In the days of the early church – the first few centuries after Jesus, many Christians returned to the desert to live solitary lives as hermits, or as loosely gathered groups of monks (and some nuns too). They chose the desert because it was a hard place to live – the physical hardships they endured were an expression of their faith – this we call asceticism. It was a kind of extreme discipline of the body in order that the soul could be free and unhindered – there was less to get in the way. Besides their commitment to physical hardship, I think this idea of escaping from distraction is important for us to remember about these people who lived out in the desert.

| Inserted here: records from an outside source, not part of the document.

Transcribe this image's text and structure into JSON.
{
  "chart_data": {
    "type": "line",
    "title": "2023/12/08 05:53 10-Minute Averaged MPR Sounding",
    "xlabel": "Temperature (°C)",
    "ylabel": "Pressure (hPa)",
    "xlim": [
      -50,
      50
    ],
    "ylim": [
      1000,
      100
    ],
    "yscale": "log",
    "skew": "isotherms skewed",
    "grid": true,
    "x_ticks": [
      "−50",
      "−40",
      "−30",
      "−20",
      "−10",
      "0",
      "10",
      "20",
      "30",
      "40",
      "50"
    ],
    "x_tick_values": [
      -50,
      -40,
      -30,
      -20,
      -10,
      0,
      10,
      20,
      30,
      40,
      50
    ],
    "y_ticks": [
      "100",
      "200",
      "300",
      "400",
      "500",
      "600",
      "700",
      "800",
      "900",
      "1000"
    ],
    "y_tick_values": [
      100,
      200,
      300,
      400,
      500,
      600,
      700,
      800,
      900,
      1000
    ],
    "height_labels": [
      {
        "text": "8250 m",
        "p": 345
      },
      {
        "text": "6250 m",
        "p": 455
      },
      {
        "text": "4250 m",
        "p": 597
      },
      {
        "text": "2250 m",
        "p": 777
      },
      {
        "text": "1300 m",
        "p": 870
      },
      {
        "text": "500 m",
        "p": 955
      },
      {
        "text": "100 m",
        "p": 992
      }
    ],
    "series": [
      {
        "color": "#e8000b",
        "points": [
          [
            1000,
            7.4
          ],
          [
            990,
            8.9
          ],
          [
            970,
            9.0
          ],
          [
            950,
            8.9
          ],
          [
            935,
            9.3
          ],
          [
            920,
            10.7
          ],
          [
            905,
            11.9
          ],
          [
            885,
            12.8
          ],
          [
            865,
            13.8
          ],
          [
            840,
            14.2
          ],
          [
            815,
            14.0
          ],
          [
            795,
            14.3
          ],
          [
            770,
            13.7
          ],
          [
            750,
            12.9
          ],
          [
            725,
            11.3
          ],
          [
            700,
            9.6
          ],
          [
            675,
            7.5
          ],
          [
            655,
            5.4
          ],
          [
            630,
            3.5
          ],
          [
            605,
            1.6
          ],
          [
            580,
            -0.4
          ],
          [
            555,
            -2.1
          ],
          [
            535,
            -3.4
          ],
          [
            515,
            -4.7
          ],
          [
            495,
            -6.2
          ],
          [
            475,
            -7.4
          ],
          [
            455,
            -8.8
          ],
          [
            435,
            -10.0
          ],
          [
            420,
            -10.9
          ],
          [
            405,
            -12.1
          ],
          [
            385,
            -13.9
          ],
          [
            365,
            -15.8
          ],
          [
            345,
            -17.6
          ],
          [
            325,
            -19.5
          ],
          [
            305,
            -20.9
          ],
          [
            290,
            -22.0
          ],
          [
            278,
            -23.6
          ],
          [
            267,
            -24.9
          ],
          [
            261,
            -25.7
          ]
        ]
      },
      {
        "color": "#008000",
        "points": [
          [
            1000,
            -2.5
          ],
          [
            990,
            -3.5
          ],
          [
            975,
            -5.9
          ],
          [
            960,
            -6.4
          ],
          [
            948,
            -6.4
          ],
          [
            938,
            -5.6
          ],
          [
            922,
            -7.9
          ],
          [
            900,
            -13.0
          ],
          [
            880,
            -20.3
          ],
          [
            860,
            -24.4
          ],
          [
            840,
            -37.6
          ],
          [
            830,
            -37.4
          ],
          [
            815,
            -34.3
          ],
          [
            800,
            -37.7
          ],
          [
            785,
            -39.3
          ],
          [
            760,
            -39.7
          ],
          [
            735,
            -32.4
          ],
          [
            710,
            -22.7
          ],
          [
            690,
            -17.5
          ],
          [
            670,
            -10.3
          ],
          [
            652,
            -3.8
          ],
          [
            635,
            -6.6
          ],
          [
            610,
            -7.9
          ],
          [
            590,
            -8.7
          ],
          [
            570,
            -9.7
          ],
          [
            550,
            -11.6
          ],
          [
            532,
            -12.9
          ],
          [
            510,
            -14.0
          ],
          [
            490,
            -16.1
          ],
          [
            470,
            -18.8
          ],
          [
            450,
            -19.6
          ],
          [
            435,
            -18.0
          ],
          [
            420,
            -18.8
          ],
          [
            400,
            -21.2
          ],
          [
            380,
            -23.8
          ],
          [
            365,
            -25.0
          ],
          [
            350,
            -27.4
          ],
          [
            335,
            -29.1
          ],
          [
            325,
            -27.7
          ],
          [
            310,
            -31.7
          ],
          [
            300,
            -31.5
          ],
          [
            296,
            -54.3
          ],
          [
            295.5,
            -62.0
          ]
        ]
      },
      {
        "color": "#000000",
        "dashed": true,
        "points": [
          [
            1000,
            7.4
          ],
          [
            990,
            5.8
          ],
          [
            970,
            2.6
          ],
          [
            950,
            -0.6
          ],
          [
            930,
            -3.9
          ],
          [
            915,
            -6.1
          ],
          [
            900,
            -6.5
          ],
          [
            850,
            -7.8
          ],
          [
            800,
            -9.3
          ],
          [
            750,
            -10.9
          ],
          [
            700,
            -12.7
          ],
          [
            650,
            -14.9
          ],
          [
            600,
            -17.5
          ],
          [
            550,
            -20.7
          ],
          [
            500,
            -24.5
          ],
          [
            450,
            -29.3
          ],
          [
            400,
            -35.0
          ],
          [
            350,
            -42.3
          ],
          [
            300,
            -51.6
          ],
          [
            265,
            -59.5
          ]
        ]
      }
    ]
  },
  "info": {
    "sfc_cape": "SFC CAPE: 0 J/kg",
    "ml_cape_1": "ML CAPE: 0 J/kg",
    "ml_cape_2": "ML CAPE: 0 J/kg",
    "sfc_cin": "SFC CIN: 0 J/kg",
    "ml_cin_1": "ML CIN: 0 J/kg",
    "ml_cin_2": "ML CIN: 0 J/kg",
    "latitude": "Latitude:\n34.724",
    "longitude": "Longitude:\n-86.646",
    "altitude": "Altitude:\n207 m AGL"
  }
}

These days, if we talk about being ‘in the wilderness’ we’re talking about being lost, having lost our bearings somehow – losing our ability to navigate our way through life because of some catastrophic disruption – perhaps having lost a loved one, or having been made redundant, or the kids having left to go to University. At such times we become aware of what we have lost – the things that shape our days and give structure to our lives. In a way, the desert dwellers did this to themselves on purpose – they deliberately did away with the relationships of family and friends, their possessions, even the normal routines of eating and sleeping, so that their normal bearings were set aside: they reset their lives completely – their focus became entirely on God through their lives of prayer.

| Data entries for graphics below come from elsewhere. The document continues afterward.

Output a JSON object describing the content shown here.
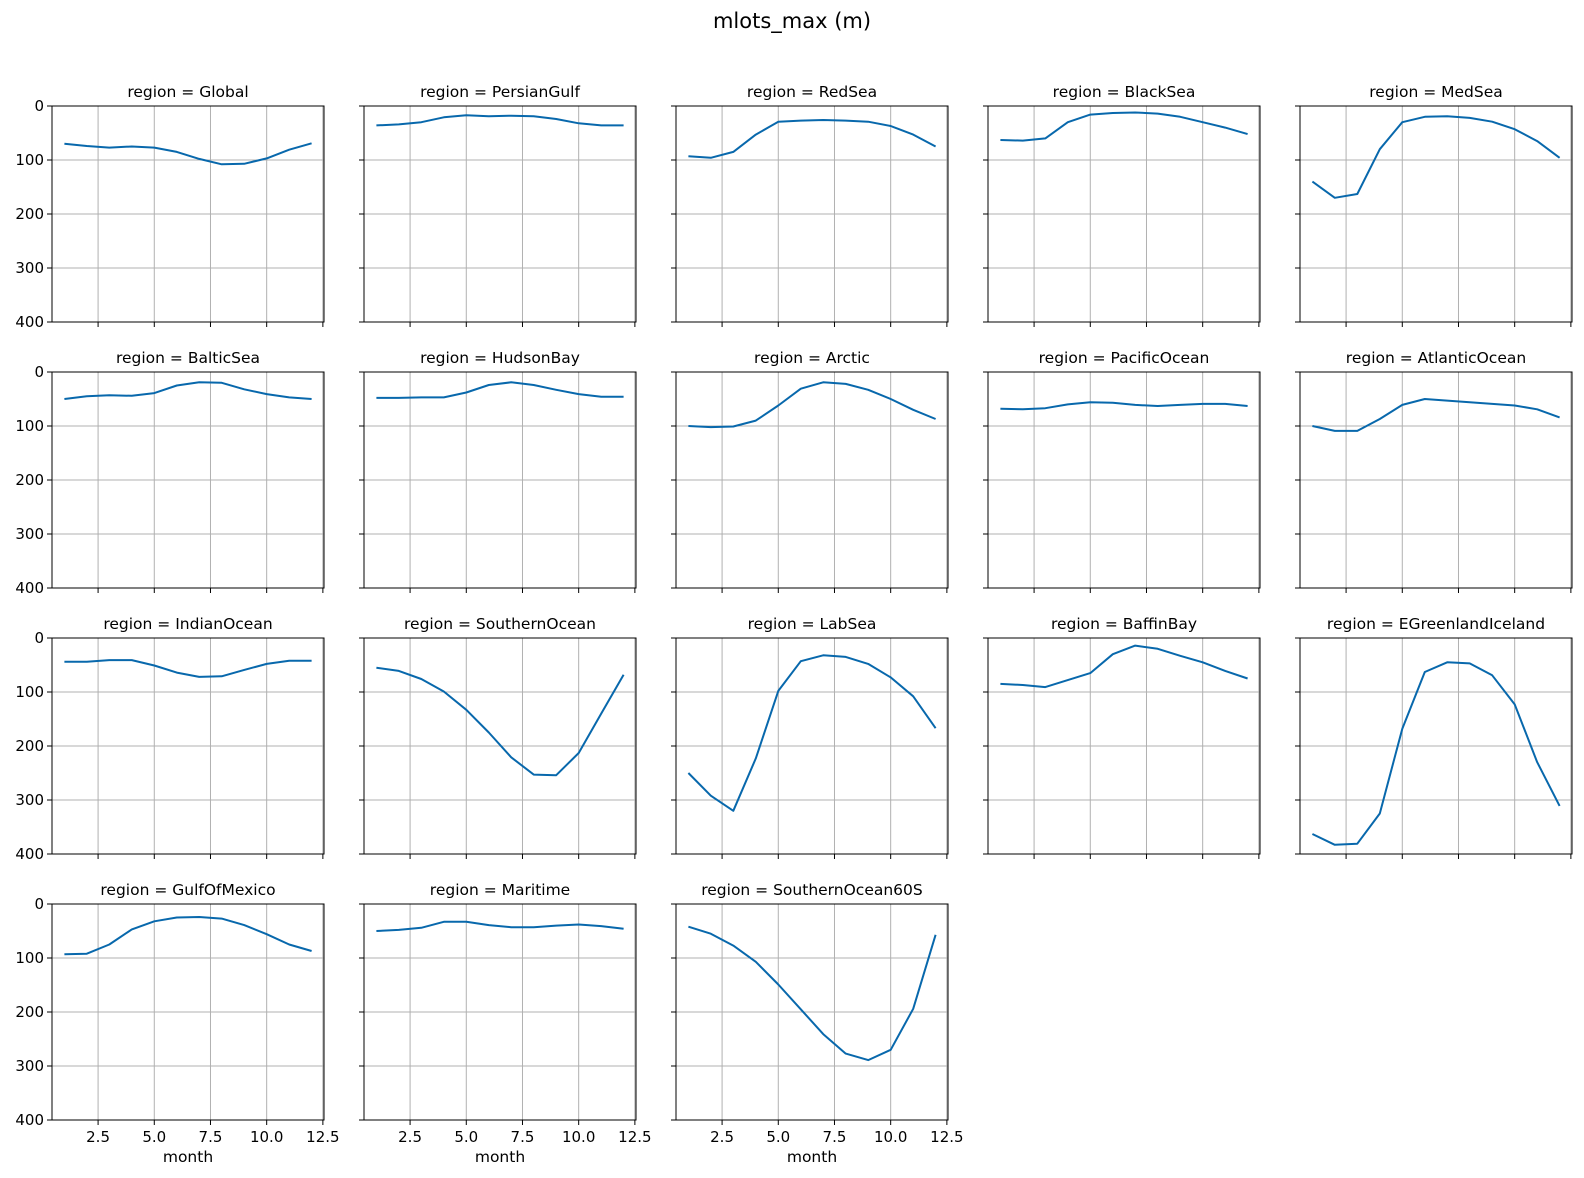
{
  "chart_data": {
    "type": "line",
    "title": "mlots_max (m)",
    "facet_label_prefix": "region = ",
    "xlabel": "month",
    "ylabel": "",
    "xlim": [
      0.45,
      12.55
    ],
    "ylim": [
      400,
      0
    ],
    "y_inverted": true,
    "grid": true,
    "line_color": "#0868ac",
    "x_ticks": [
      2.5,
      5.0,
      7.5,
      10.0,
      12.5
    ],
    "x_tick_labels": [
      "2.5",
      "5.0",
      "7.5",
      "10.0",
      "12.5"
    ],
    "y_ticks": [
      0,
      100,
      200,
      300,
      400
    ],
    "y_tick_labels": [
      "0",
      "100",
      "200",
      "300",
      "400"
    ],
    "x": [
      1,
      2,
      3,
      4,
      5,
      6,
      7,
      8,
      9,
      10,
      11,
      12
    ],
    "panels": [
      {
        "region": "Global",
        "values": [
          70,
          74,
          77,
          75,
          77,
          85,
          98,
          108,
          107,
          97,
          81,
          69
        ]
      },
      {
        "region": "PersianGulf",
        "values": [
          36,
          34,
          30,
          21,
          17,
          19,
          18,
          19,
          24,
          32,
          36,
          36
        ]
      },
      {
        "region": "RedSea",
        "values": [
          93,
          96,
          85,
          53,
          29,
          27,
          26,
          27,
          29,
          37,
          53,
          75
        ]
      },
      {
        "region": "BlackSea",
        "values": [
          63,
          64,
          60,
          30,
          16,
          13,
          12,
          14,
          20,
          30,
          40,
          52
        ]
      },
      {
        "region": "MedSea",
        "values": [
          140,
          170,
          163,
          80,
          30,
          20,
          19,
          22,
          29,
          43,
          65,
          96
        ]
      },
      {
        "region": "BalticSea",
        "values": [
          50,
          45,
          43,
          44,
          39,
          25,
          19,
          20,
          32,
          41,
          47,
          50
        ]
      },
      {
        "region": "HudsonBay",
        "values": [
          48,
          48,
          47,
          47,
          38,
          24,
          19,
          24,
          33,
          41,
          46,
          46
        ]
      },
      {
        "region": "Arctic",
        "values": [
          100,
          102,
          101,
          90,
          62,
          31,
          19,
          22,
          33,
          50,
          70,
          87
        ]
      },
      {
        "region": "PacificOcean",
        "values": [
          68,
          69,
          67,
          60,
          56,
          57,
          61,
          63,
          61,
          59,
          59,
          63
        ]
      },
      {
        "region": "AtlanticOcean",
        "values": [
          100,
          109,
          109,
          87,
          61,
          50,
          53,
          56,
          59,
          62,
          69,
          84
        ]
      },
      {
        "region": "IndianOcean",
        "values": [
          44,
          44,
          41,
          41,
          51,
          64,
          72,
          71,
          59,
          48,
          42,
          42
        ]
      },
      {
        "region": "SouthernOcean",
        "values": [
          55,
          61,
          76,
          99,
          133,
          175,
          221,
          253,
          254,
          213,
          140,
          68
        ]
      },
      {
        "region": "LabSea",
        "values": [
          250,
          292,
          320,
          223,
          98,
          43,
          32,
          35,
          48,
          73,
          108,
          167
        ]
      },
      {
        "region": "BaffinBay",
        "values": [
          85,
          87,
          91,
          78,
          65,
          30,
          14,
          20,
          33,
          45,
          61,
          75
        ]
      },
      {
        "region": "EGreenlandIceland",
        "values": [
          363,
          383,
          381,
          325,
          168,
          63,
          45,
          47,
          69,
          123,
          230,
          311
        ]
      },
      {
        "region": "GulfOfMexico",
        "values": [
          93,
          92,
          75,
          47,
          32,
          25,
          24,
          27,
          39,
          56,
          75,
          87
        ]
      },
      {
        "region": "Maritime",
        "values": [
          50,
          48,
          44,
          33,
          33,
          39,
          43,
          43,
          40,
          38,
          41,
          46
        ]
      },
      {
        "region": "SouthernOcean60S",
        "values": [
          42,
          55,
          77,
          107,
          149,
          195,
          241,
          277,
          289,
          270,
          194,
          57
        ]
      }
    ]
  }
}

I think there is something we can learn from these desert dwellers of old. We tend to be people who seek God in tranquility: we might expect to encounter God in the oasis rather than the desert. In life’s barren places where everything is painful and hard, we tend to think all we can do is survive and hold on. But the desert dwellers of faith teach us that the desert is the place where our faith can develop and mature, perhaps better than anywhere else.

Many of us are facing very difficult things in our lives at the moment – we have more than our fair share of suffering amongst us here this morning. Life is very hard for many of us, and for our families and friends. We must take courage from today’s gospel reading. It is out in the desert that it all begins. It is in the desert that God appears – John the Baptist was seen as one who was making a highway, a long, straight, flat road  in the desert for God to travel on. The little phrase, ‘make his paths straight’ refers to indistinct pathways, barely visible worn marks on the ground made by people or even animals, who have trodden the ground and gone on their way. It can feel like this, in hard places; the way we tread seems directionless, random. But we are promised that the crooked paths will be made straight, the rough ways made smooth. By seeking God, out there in places of struggle and grief, you will find a road that takes you in the right direction, a road that takes you to home, a road that, when  you walk along it, you’ll suddenly recognise that the person walking alongside you is our friend and our Saviour, Jesus Christ.

So, if you find yourself in a bleak place while everyone else seems to be gearing up for a huge ‘jolly’ as Christmas approaches, remember that you are probably in a better place to find God than almost everyone else. In the wilderness God is there with us, on the random, directionless paths many may feel they’re walking, God is there beside you. In the wilderness, take time to stop and wait and listen and to seek to discern who it is who walks beside you on the road.